At the bar, the characters spend five hours together discussing, among other existential topics, their reaction to an ongoing global oil crisis. Through this crisis Coupland shows what the characters value as evidenced by their reactions.
Throughout Player One Copeland explores what it means to be human – or “what is to become of us,” as Coupland puts it. Each of Coupland’s characters show humanity in a new light. Each character has sympathetic faults. Although each of his characters seem to be questioning the same issues, in a beautifully poetic way Coupland uses each character’s voice to show the beauty of the human condition.
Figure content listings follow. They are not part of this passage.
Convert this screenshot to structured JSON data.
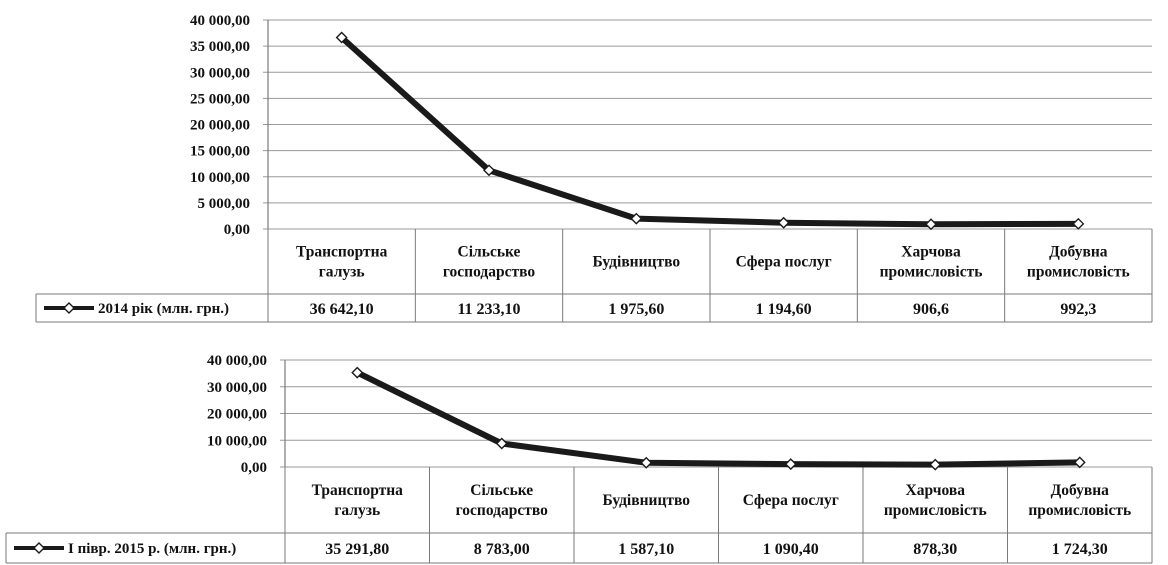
{
  "colors": {
    "line": "#1a1a1a",
    "grid": "#9a9a9a",
    "border": "#7a7a7a",
    "marker_fill": "#ffffff"
  },
  "chart_data": [
    {
      "type": "line",
      "categories": [
        [
          "Транспортна",
          "галузь"
        ],
        [
          "Сільське",
          "господарство"
        ],
        [
          "Будівництво"
        ],
        [
          "Сфера послуг"
        ],
        [
          "Харчова",
          "промисловість"
        ],
        [
          "Добувна",
          "промисловість"
        ]
      ],
      "series": [
        {
          "name": "2014 рік (млн. грн.)",
          "values": [
            36642.1,
            11233.1,
            1975.6,
            1194.6,
            906.6,
            992.3
          ]
        }
      ],
      "table_values": [
        "36 642,10",
        "11 233,10",
        "1 975,60",
        "1 194,60",
        "906,6",
        "992,3"
      ],
      "ylim": [
        0,
        40000
      ],
      "yticks": [
        0,
        5000,
        10000,
        15000,
        20000,
        25000,
        30000,
        35000,
        40000
      ],
      "ytick_labels": [
        "0,00",
        "5 000,00",
        "10 000,00",
        "15 000,00",
        "20 000,00",
        "25 000,00",
        "30 000,00",
        "35 000,00",
        "40 000,00"
      ],
      "grid": true,
      "data_table": true
    },
    {
      "type": "line",
      "categories": [
        [
          "Транспортна",
          "галузь"
        ],
        [
          "Сільське",
          "господарство"
        ],
        [
          "Будівництво"
        ],
        [
          "Сфера послуг"
        ],
        [
          "Харчова",
          "промисловість"
        ],
        [
          "Добувна",
          "промисловість"
        ]
      ],
      "series": [
        {
          "name": "І півр. 2015 р. (млн. грн.)",
          "values": [
            35291.8,
            8783.0,
            1587.1,
            1090.4,
            878.3,
            1724.3
          ]
        }
      ],
      "table_values": [
        "35 291,80",
        "8 783,00",
        "1 587,10",
        "1 090,40",
        "878,30",
        "1 724,30"
      ],
      "ylim": [
        0,
        40000
      ],
      "yticks": [
        0,
        10000,
        20000,
        30000,
        40000
      ],
      "ytick_labels": [
        "0,00",
        "10 000,00",
        "20 000,00",
        "30 000,00",
        "40 000,00"
      ],
      "grid": true,
      "data_table": true
    }
  ]
}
In his novel, Coupland specifically explores the human perception of time. (It is called “a novel in five hours” for a reason!) Time plays a central role in both character development but also in the themes explored. Coupland almost uses time to make readers feel claustrophobic and hopeless. He writes:
Our curse as humans is that we are trapped in time; our curse is that we are forced to interpret life as a sequence of events – a story – and when we can’t figure out what our particular story is, we feel lost somehow.
Coupland writes that time is a constraint, it limits our human perception, because we can only interpret our lives from “beginning to end” we somehow lose something. He also argues that our linear time perception creates feelings of “lostness” that can make us feel a lack of purpose.
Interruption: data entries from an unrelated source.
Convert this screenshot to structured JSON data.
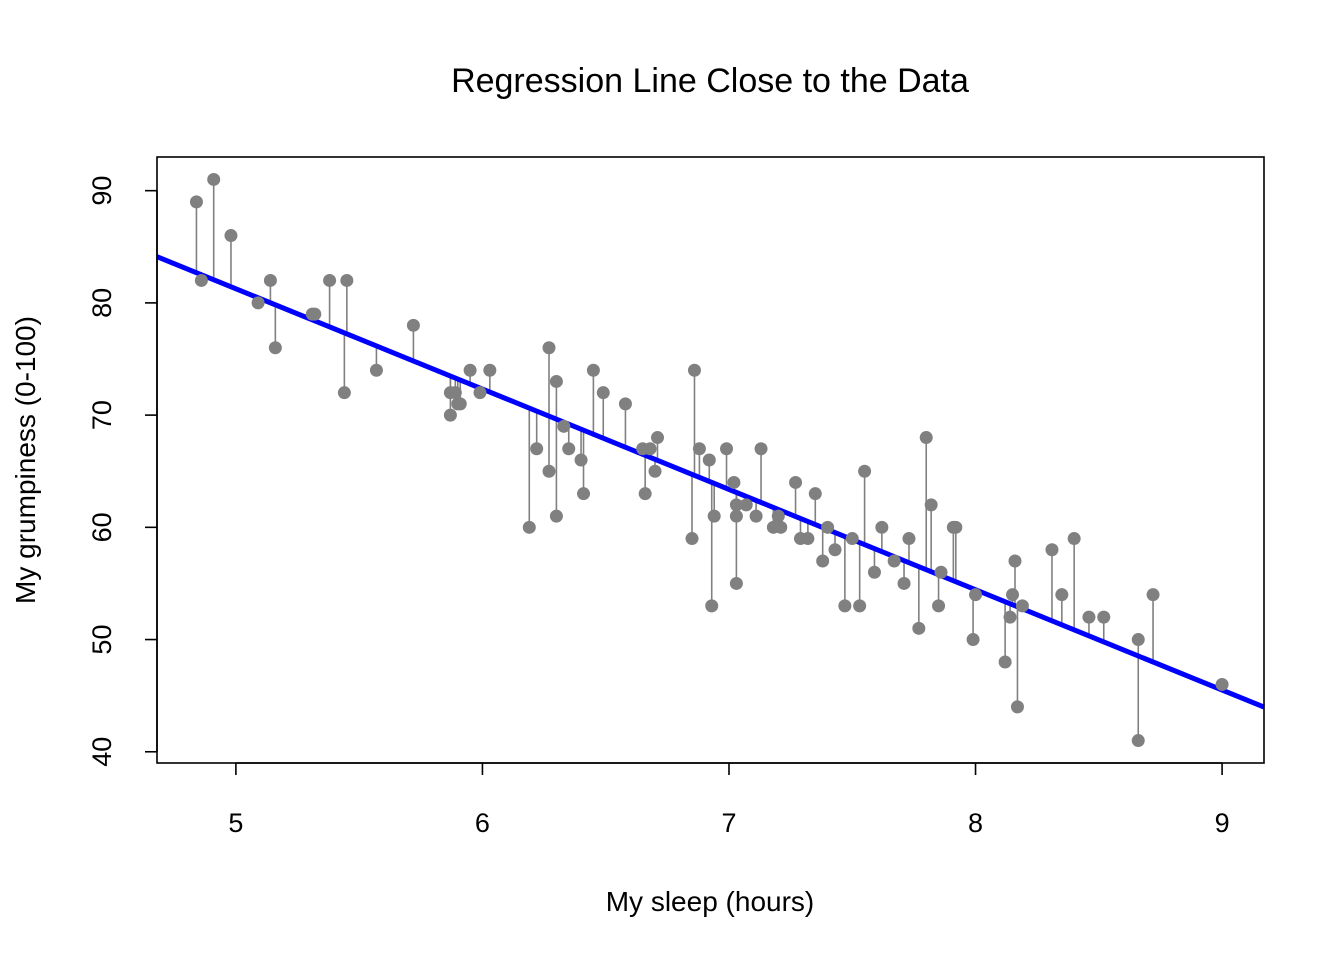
{
  "chart_data": {
    "type": "scatter",
    "title": "Regression Line Close to the Data",
    "xlabel": "My sleep (hours)",
    "ylabel": "My grumpiness (0-100)",
    "xlim": [
      4.68,
      9.17
    ],
    "ylim": [
      39,
      93
    ],
    "x_ticks": [
      5,
      6,
      7,
      8,
      9
    ],
    "y_ticks": [
      40,
      50,
      60,
      70,
      80,
      90
    ],
    "grid": false,
    "regression": {
      "intercept": 125.96,
      "slope": -8.94,
      "color": "#0000ff"
    },
    "point_color": "#808080",
    "residual_color": "#808080",
    "points": [
      {
        "x": 4.84,
        "y": 89
      },
      {
        "x": 4.86,
        "y": 82
      },
      {
        "x": 4.91,
        "y": 91
      },
      {
        "x": 4.98,
        "y": 86
      },
      {
        "x": 5.09,
        "y": 80
      },
      {
        "x": 5.14,
        "y": 82
      },
      {
        "x": 5.16,
        "y": 76
      },
      {
        "x": 5.31,
        "y": 79
      },
      {
        "x": 5.32,
        "y": 79
      },
      {
        "x": 5.38,
        "y": 82
      },
      {
        "x": 5.44,
        "y": 72
      },
      {
        "x": 5.45,
        "y": 82
      },
      {
        "x": 5.57,
        "y": 74
      },
      {
        "x": 5.72,
        "y": 78
      },
      {
        "x": 5.87,
        "y": 72
      },
      {
        "x": 5.87,
        "y": 70
      },
      {
        "x": 5.89,
        "y": 72
      },
      {
        "x": 5.9,
        "y": 71
      },
      {
        "x": 5.91,
        "y": 71
      },
      {
        "x": 5.95,
        "y": 74
      },
      {
        "x": 5.99,
        "y": 72
      },
      {
        "x": 6.03,
        "y": 74
      },
      {
        "x": 6.19,
        "y": 60
      },
      {
        "x": 6.22,
        "y": 67
      },
      {
        "x": 6.27,
        "y": 65
      },
      {
        "x": 6.27,
        "y": 76
      },
      {
        "x": 6.3,
        "y": 73
      },
      {
        "x": 6.3,
        "y": 61
      },
      {
        "x": 6.33,
        "y": 69
      },
      {
        "x": 6.35,
        "y": 67
      },
      {
        "x": 6.4,
        "y": 66
      },
      {
        "x": 6.41,
        "y": 63
      },
      {
        "x": 6.45,
        "y": 74
      },
      {
        "x": 6.49,
        "y": 72
      },
      {
        "x": 6.58,
        "y": 71
      },
      {
        "x": 6.65,
        "y": 67
      },
      {
        "x": 6.66,
        "y": 63
      },
      {
        "x": 6.68,
        "y": 67
      },
      {
        "x": 6.7,
        "y": 65
      },
      {
        "x": 6.71,
        "y": 68
      },
      {
        "x": 6.85,
        "y": 59
      },
      {
        "x": 6.86,
        "y": 74
      },
      {
        "x": 6.88,
        "y": 67
      },
      {
        "x": 6.92,
        "y": 66
      },
      {
        "x": 6.93,
        "y": 53
      },
      {
        "x": 6.94,
        "y": 61
      },
      {
        "x": 6.99,
        "y": 67
      },
      {
        "x": 7.02,
        "y": 64
      },
      {
        "x": 7.03,
        "y": 55
      },
      {
        "x": 7.03,
        "y": 61
      },
      {
        "x": 7.03,
        "y": 62
      },
      {
        "x": 7.07,
        "y": 62
      },
      {
        "x": 7.11,
        "y": 61
      },
      {
        "x": 7.13,
        "y": 67
      },
      {
        "x": 7.18,
        "y": 60
      },
      {
        "x": 7.2,
        "y": 61
      },
      {
        "x": 7.21,
        "y": 60
      },
      {
        "x": 7.27,
        "y": 64
      },
      {
        "x": 7.29,
        "y": 59
      },
      {
        "x": 7.32,
        "y": 59
      },
      {
        "x": 7.35,
        "y": 63
      },
      {
        "x": 7.38,
        "y": 57
      },
      {
        "x": 7.4,
        "y": 60
      },
      {
        "x": 7.43,
        "y": 58
      },
      {
        "x": 7.47,
        "y": 53
      },
      {
        "x": 7.5,
        "y": 59
      },
      {
        "x": 7.53,
        "y": 53
      },
      {
        "x": 7.55,
        "y": 65
      },
      {
        "x": 7.59,
        "y": 56
      },
      {
        "x": 7.62,
        "y": 60
      },
      {
        "x": 7.67,
        "y": 57
      },
      {
        "x": 7.71,
        "y": 55
      },
      {
        "x": 7.73,
        "y": 59
      },
      {
        "x": 7.77,
        "y": 51
      },
      {
        "x": 7.8,
        "y": 68
      },
      {
        "x": 7.82,
        "y": 62
      },
      {
        "x": 7.85,
        "y": 53
      },
      {
        "x": 7.86,
        "y": 56
      },
      {
        "x": 7.91,
        "y": 60
      },
      {
        "x": 7.92,
        "y": 60
      },
      {
        "x": 7.99,
        "y": 50
      },
      {
        "x": 8.0,
        "y": 54
      },
      {
        "x": 8.12,
        "y": 48
      },
      {
        "x": 8.14,
        "y": 52
      },
      {
        "x": 8.15,
        "y": 54
      },
      {
        "x": 8.16,
        "y": 57
      },
      {
        "x": 8.17,
        "y": 44
      },
      {
        "x": 8.19,
        "y": 53
      },
      {
        "x": 8.31,
        "y": 58
      },
      {
        "x": 8.35,
        "y": 54
      },
      {
        "x": 8.4,
        "y": 59
      },
      {
        "x": 8.46,
        "y": 52
      },
      {
        "x": 8.52,
        "y": 52
      },
      {
        "x": 8.66,
        "y": 41
      },
      {
        "x": 8.66,
        "y": 50
      },
      {
        "x": 8.72,
        "y": 54
      },
      {
        "x": 9.0,
        "y": 46
      }
    ]
  }
}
We live linearly. Whether we want to or not we cannot go either back in time or forward in time. This is just the basic human reality. Because of our linear nature, we perceive time as “a story”. (Stories are a common theme throughout Coupland’s works, especially in Generation X.) Coupland seems to say realizing our story’s true meaning and purpose is our ultimate calling. When understanding and living our lives becomes confusing, we get lost. Each one of Player One’s characters is at a turning point in their lives where the vitality of their story is questioned.
Coupland again shows this idea to readers:
By the age of twenty, you know you’re not going to be a rock star. By twenty-five, you know you’re not going to be a dentist or any kind of professional. And by thirty, darkness starts moving in- you wonder if you’re ever going to be fulfilled, let alone wealthy and successful. By thirty-five, you know, basically, what you’re going to be doing for the rest of your life, and you become resigned to your fate…
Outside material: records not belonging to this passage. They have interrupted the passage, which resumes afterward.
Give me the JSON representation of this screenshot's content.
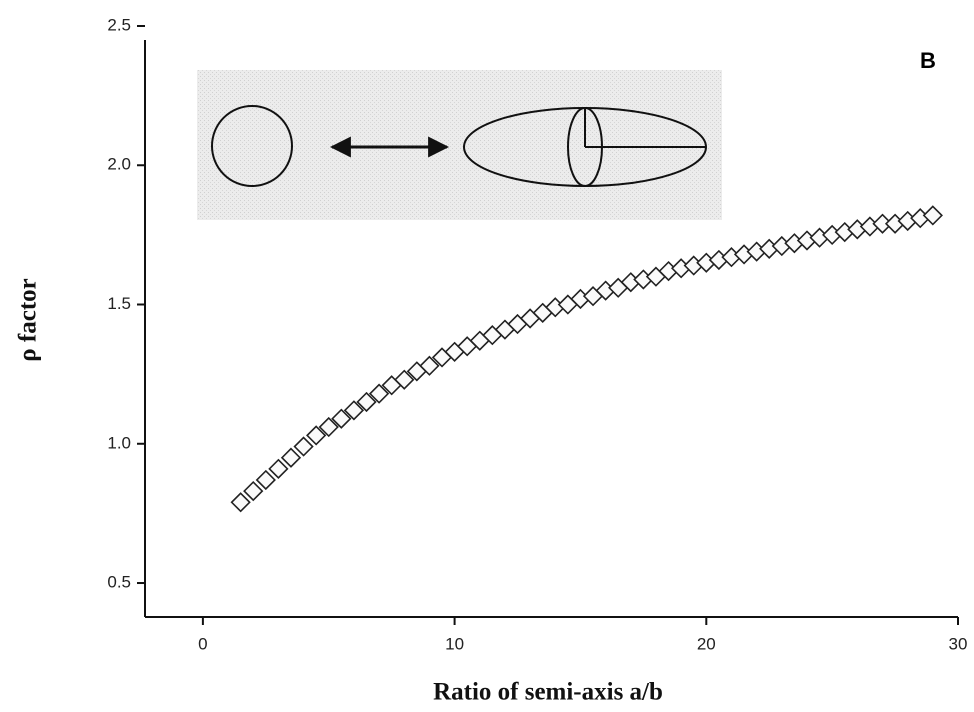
{
  "chart_data": {
    "type": "scatter",
    "panel_label": "B",
    "x_label": "Ratio of semi-axis a/b",
    "y_label": "ρ factor",
    "xlim": [
      -2.3,
      30
    ],
    "ylim": [
      0.378,
      2.5
    ],
    "xticks": [
      0,
      10,
      20,
      30
    ],
    "yticks": [
      0.5,
      {
        "value": 1,
        "label": "1.0"
      },
      1.5,
      {
        "value": 2,
        "label": "2.0"
      },
      2.5
    ],
    "marker": "diamond",
    "color": "#222222",
    "x": [
      1.5,
      2,
      2.5,
      3,
      3.5,
      4,
      4.5,
      5,
      5.5,
      6,
      6.5,
      7,
      7.5,
      8,
      8.5,
      9,
      9.5,
      10,
      10.5,
      11,
      11.5,
      12,
      12.5,
      13,
      13.5,
      14,
      14.5,
      15,
      15.5,
      16,
      16.5,
      17,
      17.5,
      18,
      18.5,
      19,
      19.5,
      20,
      20.5,
      21,
      21.5,
      22,
      22.5,
      23,
      23.5,
      24,
      24.5,
      25,
      25.5,
      26,
      26.5,
      27,
      27.5,
      28,
      28.5,
      29
    ],
    "values": [
      0.79,
      0.83,
      0.87,
      0.91,
      0.95,
      0.99,
      1.03,
      1.06,
      1.09,
      1.12,
      1.15,
      1.18,
      1.21,
      1.23,
      1.26,
      1.28,
      1.31,
      1.33,
      1.35,
      1.37,
      1.39,
      1.41,
      1.43,
      1.45,
      1.47,
      1.49,
      1.5,
      1.52,
      1.53,
      1.55,
      1.56,
      1.58,
      1.59,
      1.6,
      1.62,
      1.63,
      1.64,
      1.65,
      1.66,
      1.67,
      1.68,
      1.69,
      1.7,
      1.71,
      1.72,
      1.73,
      1.74,
      1.75,
      1.76,
      1.77,
      1.78,
      1.79,
      1.79,
      1.8,
      1.81,
      1.82
    ]
  }
}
As humans age, the grip and pressure of time gets tighter, until all the sudden at thirty-five a confining passivity consumes your story. Coupland uses this example of one of his character’s inner dialogue to illustrate the claustrophobia he expresses throughout the novel. However, here Coupland adds, is how most people “resign to their fate.” We get so busy trying to do all these things, but we forget to make meaning in what we already have and what we already are. Coupland shows us how we get lost, stuck in linear time. We hope and dream but ultimately we must face our fate: resign to it or learn to harness it.
But this isn’t how Coupland ends his novel. He writes, “Life need not be a story, but it does need to be an adventure”. We do not need to resign to our fate or live in the “lost”, ever-racing time. We need to reach out and hold tight to what will give us life.
The beauty of Coupland is that he can use beautifully normal characters, engaging plots to make more and more of the human experience a little more tangible, a little easier to understand. Coupland doesn’t play into dramatics, but he uses beautifully simple ways to express both realism and hope.
Lastly, Coupland challenges us all to just take five hours to sit and wonder: What will become of us?